Bei vorsätzlicher Geldwäsche nach § 261 Abs. 1 und 2 StGB droht eine Freiheitsstrafe von bis zu fünf Jahren oder eine Geldstrafe. Erfasst ist hier insbesondere, wer einen aus einer rechtswidrigen Tat herrührenden Gegenstand verbirgt, sich oder einem Dritten verschafft, verwahrt oder verwendet. Strafbar kann sich außerdem machen, wer Tatsachen verheimlicht oder verschleiert, die für das Auffinden, die Einziehung oder die Ermittlung der Herkunft eines solchen Gegenstands von Bedeutung sein können.
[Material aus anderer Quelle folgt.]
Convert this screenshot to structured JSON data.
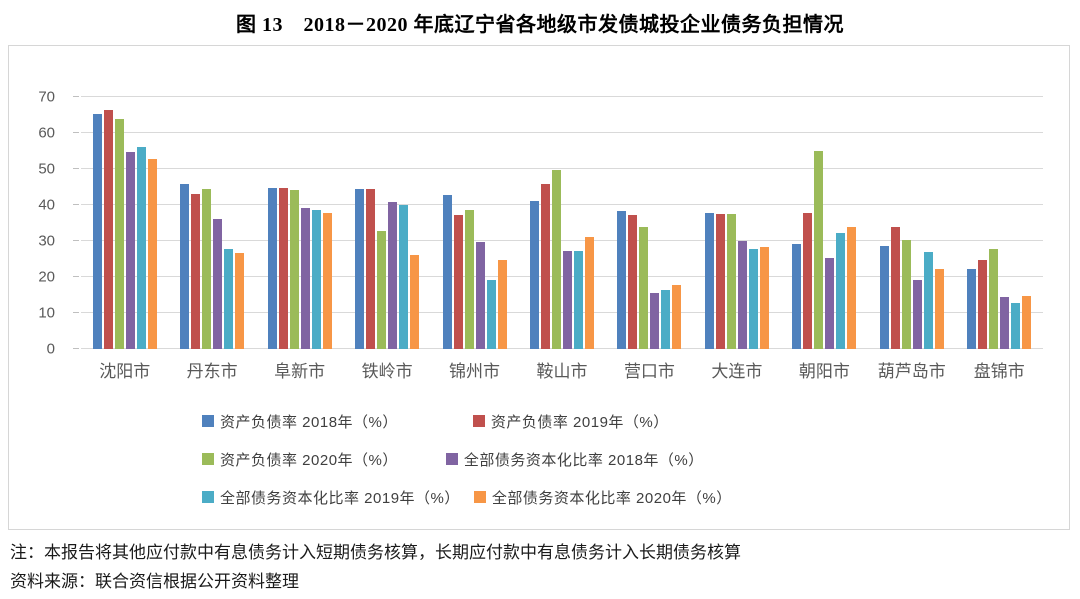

In besonders schweren Fällen erhöht sich der Strafrahmen von einer Freiheitsstrafe von bis zu fünf Jahren oder Geldstrafe auf eine Freiheitsstrafe von sechs Monaten bis zu zehn Jahren. Ein besonders schwerer Fall liegt etwa vor, wenn der Täter gewerbsmäßig handelt oder als Mitglied einer Bande agiert, die sich zur fortgesetzten Begehung von Geldwäsche verbunden hat.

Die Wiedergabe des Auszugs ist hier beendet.